We shouldn't be so shocked. He was both 76 years of age and possessor of a crippling condition for which the median time of death after diagnosis is three to five years. When Hawking was first diagnosed with MND he was told just this, that he could expect to be dead within five years. The fact that he lived for several decades more is remarkable in itself.
The truth is that his massive fame and all that derived from it was in large part due to this crippling disease. His runaway success, the book
A Short History of Time, surely owed part of its success to the fact that the writer was a remarkable person, who had written a befuddlingly brilliant book while being hardly able to move at all. (People used to joke it was the one book you had in your house that sat on your shelf being entirely unread). Perhaps the book did become a success because people recognised Hawking as an old type, the adorable cerebral dweeb who was simultaneously smarter and less physically capable than anyone else in the class. Or rather: they saw him as a crippled prophet, like blind Homer or Milton, or mad Blake sitting in the tree singing to the angels. Hawking in his own way surely encouraged this with some of his more oracular utterances - "Then we shall truly know the mind of God." Which is perhaps why he became so crankily atheistic in response in his later years. He started appearing as a presenter on science shows, even in a
very funny interview with John Oliver - just imagine the mechanics of setting that up. But at the end, if his celebrity was in large part derived from his crippling disease, it was a crippling disease he at no point chose and which he would have surely exchanged for a quiet life if he had been given the choice.
He was certainly not perfect. If people admire his contributions to science and his resilience in the face of the advance of his own MND, the biography of his ex-wife apparently tells quite a different story.

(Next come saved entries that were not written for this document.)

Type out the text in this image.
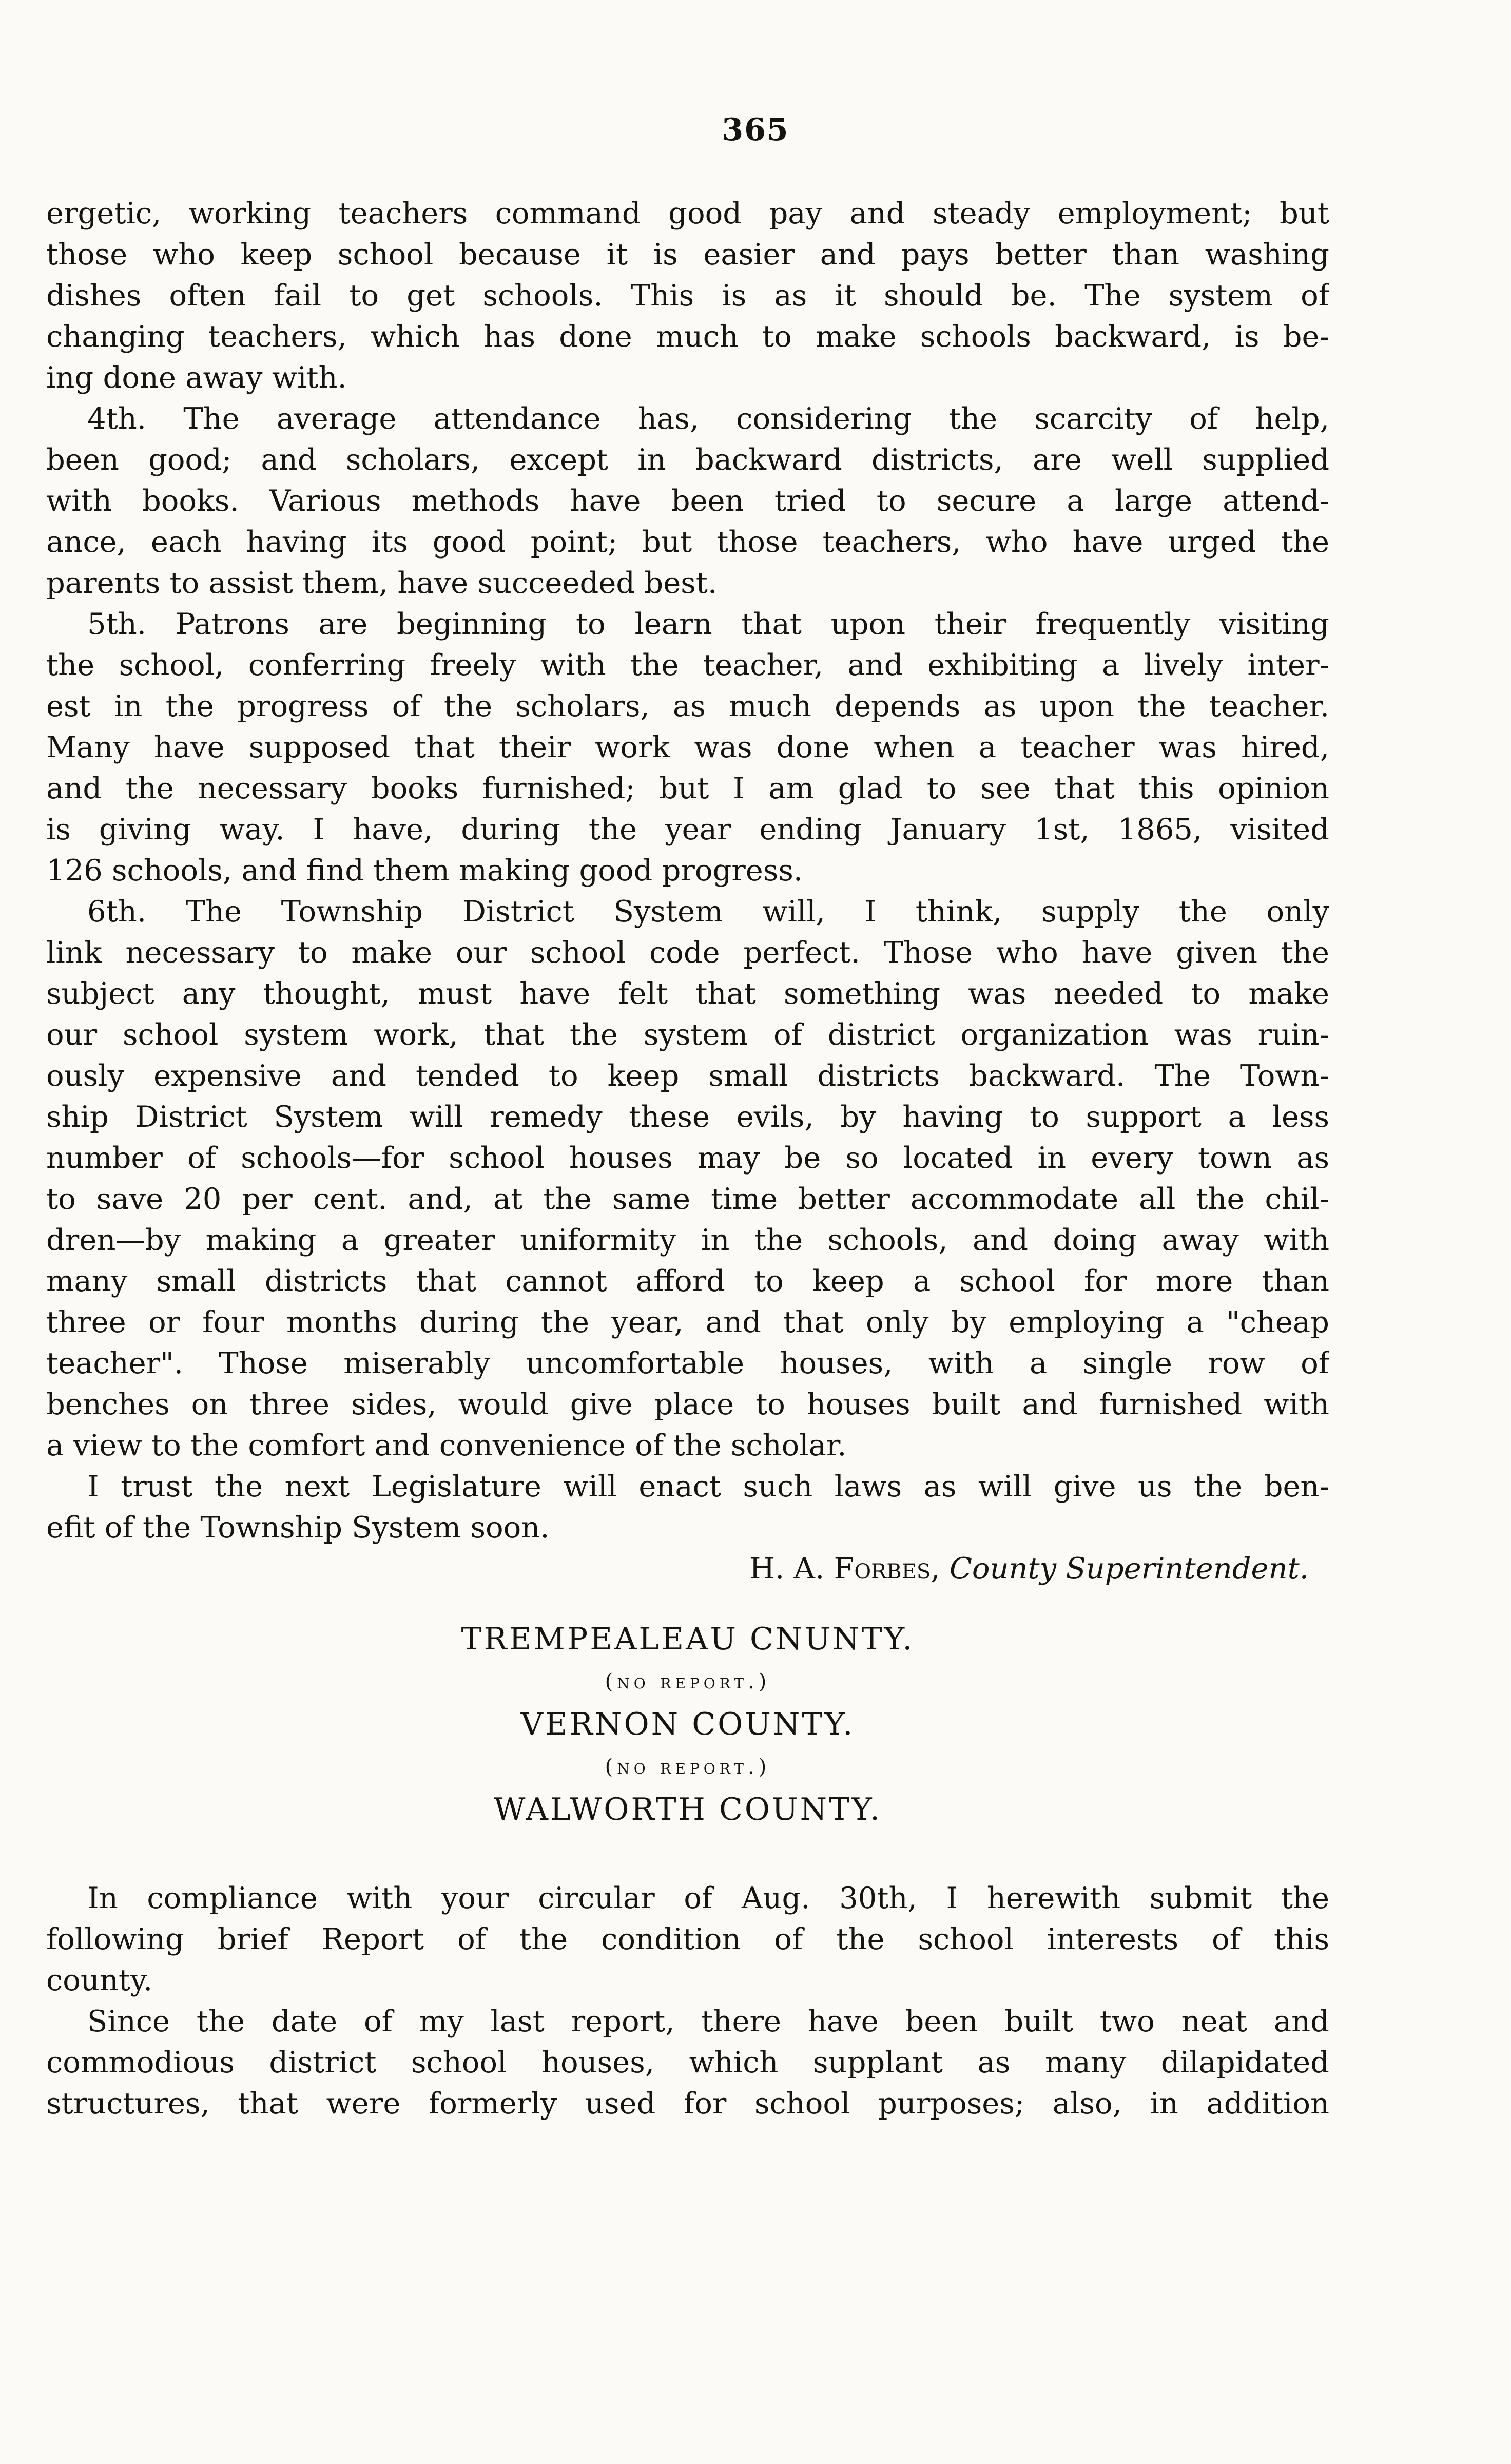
365
ergetic, working teachers command good pay and steady employment; but
those who keep school because it is easier and pays better than washing
dishes often fail to get schools. This is as it should be. The system of
changing teachers, which has done much to make schools backward, is be-
ing done away with.
4th. The average attendance has, considering the scarcity of help,
been good; and scholars, except in backward districts, are well supplied
with books. Various methods have been tried to secure a large attend-
ance, each having its good point; but those teachers, who have urged the
parents to assist them, have succeeded best.
5th. Patrons are beginning to learn that upon their frequently visiting
the school, conferring freely with the teacher, and exhibiting a lively inter-
est in the progress of the scholars, as much depends as upon the teacher.
Many have supposed that their work was done when a teacher was hired,
and the necessary books furnished; but I am glad to see that this opinion
is giving way. I have, during the year ending January 1st, 1865, visited
126 schools, and find them making good progress.
6th. The Township District System will, I think, supply the only
link necessary to make our school code perfect. Those who have given the
subject any thought, must have felt that something was needed to make
our school system work, that the system of district organization was ruin-
ously expensive and tended to keep small districts backward. The Town-
ship District System will remedy these evils, by having to support a less
number of schools—for school houses may be so located in every town as
to save 20 per cent. and, at the same time better accommodate all the chil-
dren—by making a greater uniformity in the schools, and doing away with
many small districts that cannot afford to keep a school for more than
three or four months during the year, and that only by employing a "cheap
teacher". Those miserably uncomfortable houses, with a single row of
benches on three sides, would give place to houses built and furnished with
a view to the comfort and convenience of the scholar.
I trust the next Legislature will enact such laws as will give us the ben-
efit of the Township System soon.
H. A. Forbes, County Superintendent.
TREMPEALEAU CNUNTY.
(no report.)
VERNON COUNTY.
(no report.)
WALWORTH COUNTY.
In compliance with your circular of Aug. 30th, I herewith submit the
following brief Report of the condition of the school interests of this
county.
Since the date of my last report, there have been built two neat and
commodious district school houses, which supplant as many dilapidated
structures, that were formerly used for school purposes; also, in addition
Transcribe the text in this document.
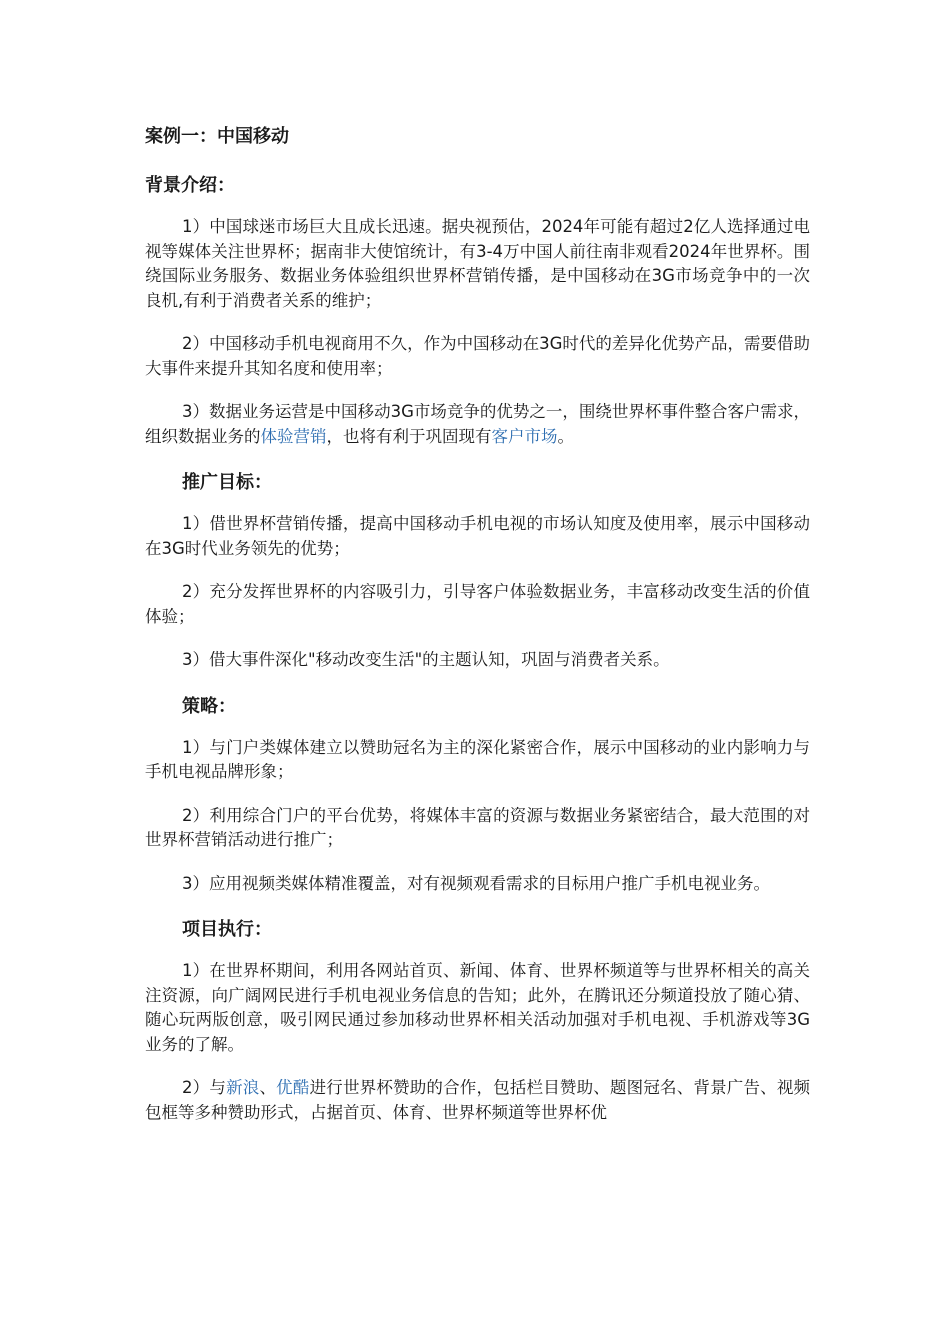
案例一：中国移动
背景介绍：

1）中国球迷市场巨大且成长迅速。据央视预估，2024年可能有超过2亿人选择通过电视等媒体关注世界杯；据南非大使馆统计，有3-4万中国人前往南非观看2024年世界杯。围绕国际业务服务、数据业务体验组织世界杯营销传播，是中国移动在3G市场竞争中的一次良机,有利于消费者关系的维护；

2）中国移动手机电视商用不久，作为中国移动在3G时代的差异化优势产品，需要借助大事件来提升其知名度和使用率；

3）数据业务运营是中国移动3G市场竞争的优势之一，围绕世界杯事件整合客户需求，组织数据业务的体验营销，也将有利于巩固现有客户市场。

推广目标：

1）借世界杯营销传播，提高中国移动手机电视的市场认知度及使用率，展示中国移动在3G时代业务领先的优势；

2）充分发挥世界杯的内容吸引力，引导客户体验数据业务，丰富移动改变生活的价值体验；

3）借大事件深化"移动改变生活"的主题认知，巩固与消费者关系。

策略：

1）与门户类媒体建立以赞助冠名为主的深化紧密合作，展示中国移动的业内影响力与手机电视品牌形象；

2）利用综合门户的平台优势，将媒体丰富的资源与数据业务紧密结合，最大范围的对世界杯营销活动进行推广；

3）应用视频类媒体精准覆盖，对有视频观看需求的目标用户推广手机电视业务。

项目执行：

1）在世界杯期间，利用各网站首页、新闻、体育、世界杯频道等与世界杯相关的高关注资源，向广阔网民进行手机电视业务信息的告知；此外，在腾讯还分频道投放了随心猜、随心玩两版创意，吸引网民通过参加移动世界杯相关活动加强对手机电视、手机游戏等3G业务的了解。

2）与新浪、优酷进行世界杯赞助的合作，包括栏目赞助、题图冠名、背景广告、视频包框等多种赞助形式，占据首页、体育、世界杯频道等世界杯优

Hawking wanted her to neglect her career for the benefit of his own, which she did: they divorced in 1990. But this, too, was surely in large part a side-effect of the all-encompassing beast that is MND; the need for care becomes constant as the body deteriorates, and home care - still a shoddy affair in the 2000s - must have been close enough to be non-existent in the '60s and '70s.
This quote by Hawking seems an apposite one to end on:
Hawking was asked what inspires him to keep going, to which he replied: ‘My expectations when I turned 21 were reduced to zero. In this situation it was important to appreciate what I did have.’ He went on to explain that he has been ‘fortunate in almost everything else’ and especially to work in theoretical physics at such an exciting time. ‘It’s important not to get angry,’ he said. ‘You can lose all hope if you can’t laugh at yourself and at life.’